Over the years, I have participated in countless pub quizzes. My head is filled with random bits of knowledge that I can draw upon as the questions are read out. Customarily, my quizzing partners are Mike and Mick. They have their own particular strengths as quizzers. Mick is very good at dates, music, film and anything you might like to ask him about James Bond. Mike is good at history, drama and Oldham Athletic football club. Unfortunately, we have never been asked a single question about Oldham Athletic. I specialise in geography, politics, religion, current affairs, gardening, football, rugby league, cookery, nature, wildlife, the combustion engine etc. etc.. Weekly, we have been quizzing together for over twenty years.
On Thursdays, without my regular companions, I frequently attend another quiz at "The Banner Cross". This is an interactive quiz which involves pointing remote keypads at the television screens where the multiple choice questions are displayed. There's no time for discussion. You have to click and move on. There are about fifty questions and they include music and picture identification.

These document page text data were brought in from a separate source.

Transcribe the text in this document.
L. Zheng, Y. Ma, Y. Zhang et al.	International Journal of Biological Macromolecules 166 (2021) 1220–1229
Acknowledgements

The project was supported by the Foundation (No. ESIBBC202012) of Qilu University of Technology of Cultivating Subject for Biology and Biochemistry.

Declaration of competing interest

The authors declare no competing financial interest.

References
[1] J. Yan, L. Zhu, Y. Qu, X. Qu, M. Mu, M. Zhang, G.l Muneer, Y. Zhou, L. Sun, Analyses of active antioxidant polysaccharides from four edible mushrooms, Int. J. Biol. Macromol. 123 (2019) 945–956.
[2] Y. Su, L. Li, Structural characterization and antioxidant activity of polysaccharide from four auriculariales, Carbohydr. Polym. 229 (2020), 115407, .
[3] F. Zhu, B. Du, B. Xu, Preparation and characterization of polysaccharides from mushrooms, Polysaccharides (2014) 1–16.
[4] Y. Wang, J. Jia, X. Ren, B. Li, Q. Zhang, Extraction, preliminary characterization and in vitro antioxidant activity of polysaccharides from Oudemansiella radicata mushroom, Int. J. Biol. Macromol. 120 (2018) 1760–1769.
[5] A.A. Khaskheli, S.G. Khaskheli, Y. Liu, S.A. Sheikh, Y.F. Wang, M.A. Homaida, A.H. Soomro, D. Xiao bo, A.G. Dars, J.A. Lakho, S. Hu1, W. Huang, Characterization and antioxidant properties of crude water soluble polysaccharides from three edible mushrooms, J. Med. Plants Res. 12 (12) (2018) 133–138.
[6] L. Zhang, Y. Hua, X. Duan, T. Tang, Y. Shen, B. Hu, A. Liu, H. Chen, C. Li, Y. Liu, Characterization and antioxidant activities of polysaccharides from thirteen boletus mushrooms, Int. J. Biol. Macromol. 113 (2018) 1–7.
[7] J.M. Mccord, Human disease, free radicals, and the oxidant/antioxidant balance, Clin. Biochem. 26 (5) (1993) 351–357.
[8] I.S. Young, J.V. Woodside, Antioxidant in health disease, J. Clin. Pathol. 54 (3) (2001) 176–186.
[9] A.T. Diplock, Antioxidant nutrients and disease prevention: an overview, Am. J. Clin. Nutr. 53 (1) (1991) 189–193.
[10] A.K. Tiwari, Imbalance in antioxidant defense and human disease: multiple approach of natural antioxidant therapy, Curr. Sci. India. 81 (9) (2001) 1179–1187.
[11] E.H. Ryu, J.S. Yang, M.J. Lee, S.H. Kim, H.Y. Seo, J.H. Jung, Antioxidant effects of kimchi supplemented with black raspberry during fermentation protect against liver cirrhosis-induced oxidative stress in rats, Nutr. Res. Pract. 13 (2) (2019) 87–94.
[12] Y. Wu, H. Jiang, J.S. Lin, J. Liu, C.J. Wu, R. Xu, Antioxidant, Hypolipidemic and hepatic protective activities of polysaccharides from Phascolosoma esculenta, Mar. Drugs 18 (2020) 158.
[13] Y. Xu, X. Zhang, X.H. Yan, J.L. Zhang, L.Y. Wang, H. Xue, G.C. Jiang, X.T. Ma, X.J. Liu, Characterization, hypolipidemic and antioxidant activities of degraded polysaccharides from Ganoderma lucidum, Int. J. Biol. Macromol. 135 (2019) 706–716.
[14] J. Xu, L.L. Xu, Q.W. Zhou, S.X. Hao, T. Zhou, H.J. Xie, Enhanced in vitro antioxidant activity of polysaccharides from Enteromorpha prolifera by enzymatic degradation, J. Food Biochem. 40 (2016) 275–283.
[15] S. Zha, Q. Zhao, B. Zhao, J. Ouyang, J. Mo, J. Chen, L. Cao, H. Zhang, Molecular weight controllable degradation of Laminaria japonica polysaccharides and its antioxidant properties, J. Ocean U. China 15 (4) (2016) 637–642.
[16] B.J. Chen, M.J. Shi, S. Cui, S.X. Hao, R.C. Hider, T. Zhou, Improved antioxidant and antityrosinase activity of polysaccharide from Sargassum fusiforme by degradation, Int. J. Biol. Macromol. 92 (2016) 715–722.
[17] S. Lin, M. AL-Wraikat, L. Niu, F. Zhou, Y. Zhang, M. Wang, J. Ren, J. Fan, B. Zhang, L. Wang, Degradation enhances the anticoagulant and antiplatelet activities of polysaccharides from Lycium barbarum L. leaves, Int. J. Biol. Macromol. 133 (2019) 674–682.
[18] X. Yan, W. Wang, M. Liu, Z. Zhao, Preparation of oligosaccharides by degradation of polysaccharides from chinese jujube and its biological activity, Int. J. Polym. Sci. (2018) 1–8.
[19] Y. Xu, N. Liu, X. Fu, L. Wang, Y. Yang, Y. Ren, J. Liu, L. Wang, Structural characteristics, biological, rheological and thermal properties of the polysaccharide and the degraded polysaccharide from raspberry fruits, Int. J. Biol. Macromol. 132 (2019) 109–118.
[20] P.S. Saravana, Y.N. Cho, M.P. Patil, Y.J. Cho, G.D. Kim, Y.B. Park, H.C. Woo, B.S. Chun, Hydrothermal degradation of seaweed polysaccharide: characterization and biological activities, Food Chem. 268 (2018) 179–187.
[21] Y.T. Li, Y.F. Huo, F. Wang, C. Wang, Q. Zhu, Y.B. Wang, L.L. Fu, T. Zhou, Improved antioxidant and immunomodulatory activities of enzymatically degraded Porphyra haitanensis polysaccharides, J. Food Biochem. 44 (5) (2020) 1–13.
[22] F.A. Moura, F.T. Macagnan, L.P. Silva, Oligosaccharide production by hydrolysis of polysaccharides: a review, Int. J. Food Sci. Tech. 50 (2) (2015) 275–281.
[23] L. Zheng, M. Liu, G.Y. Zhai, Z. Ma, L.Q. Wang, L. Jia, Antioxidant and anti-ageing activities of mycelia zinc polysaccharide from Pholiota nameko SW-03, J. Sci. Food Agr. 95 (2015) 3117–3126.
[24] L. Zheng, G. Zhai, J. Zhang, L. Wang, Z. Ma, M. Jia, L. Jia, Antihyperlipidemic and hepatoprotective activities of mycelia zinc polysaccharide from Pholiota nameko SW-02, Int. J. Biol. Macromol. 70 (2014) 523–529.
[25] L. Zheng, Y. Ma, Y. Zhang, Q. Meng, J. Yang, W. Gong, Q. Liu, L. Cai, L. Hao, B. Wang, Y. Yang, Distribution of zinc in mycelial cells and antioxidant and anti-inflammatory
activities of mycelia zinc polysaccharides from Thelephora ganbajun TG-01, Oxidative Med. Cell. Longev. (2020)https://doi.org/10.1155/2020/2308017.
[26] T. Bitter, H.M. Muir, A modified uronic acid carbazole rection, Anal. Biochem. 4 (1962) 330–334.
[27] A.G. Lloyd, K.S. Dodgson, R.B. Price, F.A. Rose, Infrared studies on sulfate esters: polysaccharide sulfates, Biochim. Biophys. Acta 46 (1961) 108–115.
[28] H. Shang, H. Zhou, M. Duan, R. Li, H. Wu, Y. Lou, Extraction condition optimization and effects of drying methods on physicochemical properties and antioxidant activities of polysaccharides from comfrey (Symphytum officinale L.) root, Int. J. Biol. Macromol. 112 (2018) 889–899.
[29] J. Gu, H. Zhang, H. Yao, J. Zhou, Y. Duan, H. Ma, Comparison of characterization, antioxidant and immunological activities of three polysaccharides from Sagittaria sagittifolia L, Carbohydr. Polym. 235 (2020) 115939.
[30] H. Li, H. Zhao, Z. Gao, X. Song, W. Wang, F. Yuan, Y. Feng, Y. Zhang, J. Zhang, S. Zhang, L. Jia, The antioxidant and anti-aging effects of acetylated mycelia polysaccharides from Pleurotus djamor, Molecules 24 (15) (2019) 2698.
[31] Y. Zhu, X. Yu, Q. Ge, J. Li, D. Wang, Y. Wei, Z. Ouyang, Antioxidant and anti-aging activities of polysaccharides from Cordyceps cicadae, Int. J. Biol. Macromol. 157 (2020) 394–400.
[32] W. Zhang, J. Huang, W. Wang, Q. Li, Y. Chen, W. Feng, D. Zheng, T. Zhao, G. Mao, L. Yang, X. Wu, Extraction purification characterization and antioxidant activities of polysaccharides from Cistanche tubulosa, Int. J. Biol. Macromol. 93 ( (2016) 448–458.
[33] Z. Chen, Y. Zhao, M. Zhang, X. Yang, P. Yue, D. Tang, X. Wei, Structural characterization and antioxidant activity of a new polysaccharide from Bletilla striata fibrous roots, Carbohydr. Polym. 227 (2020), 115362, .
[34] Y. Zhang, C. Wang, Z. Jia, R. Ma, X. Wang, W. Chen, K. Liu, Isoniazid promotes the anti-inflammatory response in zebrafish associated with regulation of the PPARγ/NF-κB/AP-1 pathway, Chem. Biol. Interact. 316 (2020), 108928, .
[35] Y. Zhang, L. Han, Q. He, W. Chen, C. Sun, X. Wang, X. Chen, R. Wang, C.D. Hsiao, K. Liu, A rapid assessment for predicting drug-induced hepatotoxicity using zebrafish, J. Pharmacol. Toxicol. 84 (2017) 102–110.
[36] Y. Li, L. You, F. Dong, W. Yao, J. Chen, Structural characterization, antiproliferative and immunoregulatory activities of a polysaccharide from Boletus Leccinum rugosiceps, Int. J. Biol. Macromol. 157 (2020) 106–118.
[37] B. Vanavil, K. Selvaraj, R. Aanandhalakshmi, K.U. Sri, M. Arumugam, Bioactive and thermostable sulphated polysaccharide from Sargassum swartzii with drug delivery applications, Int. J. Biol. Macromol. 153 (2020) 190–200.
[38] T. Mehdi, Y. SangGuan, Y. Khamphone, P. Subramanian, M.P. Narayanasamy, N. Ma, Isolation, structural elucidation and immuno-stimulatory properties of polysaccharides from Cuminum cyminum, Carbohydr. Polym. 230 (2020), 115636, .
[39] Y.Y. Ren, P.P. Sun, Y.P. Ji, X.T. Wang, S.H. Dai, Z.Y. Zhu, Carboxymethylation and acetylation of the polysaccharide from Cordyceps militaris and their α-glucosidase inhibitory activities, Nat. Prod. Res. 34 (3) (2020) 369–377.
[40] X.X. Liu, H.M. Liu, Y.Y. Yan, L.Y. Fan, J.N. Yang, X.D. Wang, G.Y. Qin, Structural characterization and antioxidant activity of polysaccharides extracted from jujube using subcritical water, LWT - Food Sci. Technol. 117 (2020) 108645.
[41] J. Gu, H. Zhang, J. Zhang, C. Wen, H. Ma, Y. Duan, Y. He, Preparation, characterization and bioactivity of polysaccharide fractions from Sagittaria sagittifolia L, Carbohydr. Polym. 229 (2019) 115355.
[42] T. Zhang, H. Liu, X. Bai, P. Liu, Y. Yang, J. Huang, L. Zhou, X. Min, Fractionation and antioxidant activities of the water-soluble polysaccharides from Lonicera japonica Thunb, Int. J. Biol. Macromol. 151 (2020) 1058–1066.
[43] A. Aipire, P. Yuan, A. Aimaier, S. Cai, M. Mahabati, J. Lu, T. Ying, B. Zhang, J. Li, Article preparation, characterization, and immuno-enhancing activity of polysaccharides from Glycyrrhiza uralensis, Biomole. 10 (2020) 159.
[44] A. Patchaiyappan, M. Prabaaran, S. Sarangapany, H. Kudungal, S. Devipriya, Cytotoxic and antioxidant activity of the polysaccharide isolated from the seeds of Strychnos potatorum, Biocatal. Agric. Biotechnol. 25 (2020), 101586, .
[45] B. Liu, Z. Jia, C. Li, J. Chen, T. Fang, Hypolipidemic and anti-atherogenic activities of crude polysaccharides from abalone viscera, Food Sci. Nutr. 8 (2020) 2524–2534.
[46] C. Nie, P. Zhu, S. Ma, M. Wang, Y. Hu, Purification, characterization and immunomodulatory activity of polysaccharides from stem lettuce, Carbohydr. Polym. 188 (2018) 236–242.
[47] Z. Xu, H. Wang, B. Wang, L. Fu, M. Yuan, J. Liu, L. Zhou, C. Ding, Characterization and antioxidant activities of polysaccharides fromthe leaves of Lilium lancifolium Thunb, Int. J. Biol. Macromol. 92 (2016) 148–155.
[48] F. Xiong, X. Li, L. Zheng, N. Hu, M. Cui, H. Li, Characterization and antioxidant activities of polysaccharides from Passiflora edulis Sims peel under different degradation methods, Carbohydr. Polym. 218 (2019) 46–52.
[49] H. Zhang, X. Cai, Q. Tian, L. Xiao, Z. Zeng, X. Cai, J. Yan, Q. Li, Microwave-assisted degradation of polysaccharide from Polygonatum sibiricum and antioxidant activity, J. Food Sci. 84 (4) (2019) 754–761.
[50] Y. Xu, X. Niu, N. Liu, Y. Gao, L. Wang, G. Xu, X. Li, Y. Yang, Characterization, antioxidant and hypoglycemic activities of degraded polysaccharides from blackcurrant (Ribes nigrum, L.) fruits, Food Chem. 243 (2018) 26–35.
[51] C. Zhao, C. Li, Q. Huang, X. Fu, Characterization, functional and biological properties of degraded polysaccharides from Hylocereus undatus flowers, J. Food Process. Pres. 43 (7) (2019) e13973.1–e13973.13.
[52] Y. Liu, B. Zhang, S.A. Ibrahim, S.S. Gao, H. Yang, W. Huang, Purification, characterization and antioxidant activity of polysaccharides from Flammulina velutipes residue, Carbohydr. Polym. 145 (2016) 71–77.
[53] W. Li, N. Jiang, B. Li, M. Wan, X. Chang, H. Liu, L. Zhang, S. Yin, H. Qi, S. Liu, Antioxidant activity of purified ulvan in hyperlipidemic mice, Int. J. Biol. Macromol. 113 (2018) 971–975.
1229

Last night I was down at "The Banner". Before the quiz began I had to tolerate a cascade of political invective from my chum Higgy. He doesn't get out much and he lives on his own. Consequently, when he gets to the pub he has a lot of stored up thinking to let out. It's a bit like eating cabbages or beans. If you didn't let the gas out you would explode!
Higgy reads "The Guardian" every day and he bristles with anger and disgust about Britain's European Union referendum result. He is appalled by the posturing of our politicians, the lies they told and continue to tell and their obvious inability to forge a Brexit deal that will be acceptable and helpful to our economic well-being. It is all an utter mess. The British people have been wilfully sold a pig in a poke.
Not only was I having to deal with Higgy's tirade before the keypad quiz, I also had to deal with it as we progressed through the fifty questions. I just wanted to relax and focus on the quiz not to simultaneously engage in an angry discussion about Brexit. He just wouldn't shut up about it. On and on.
The quiz finished. Higgy won it with me second and Steve third. Higgy had a last half pint of lager and grabbing the cushion he carries in an old plastic bag (because of his osteoporosis) he prepared to go home. No, "Nice to see you fellows!" just final thoughts about Brexit as he went out of the door. He must be suffering from Brexomania.
For Steve and I it was a great relief when he left. I mean we both love the guy but you don't come to a pub quiz to endure a one-sided political rant. We could now relax. By the way, Higgy gave me yet another clipping from "The Guardian" about Brexit. I guess it's my homework even though Brexit, like Oldham Athletic, is unlikely to come up in a pub quiz any time soon.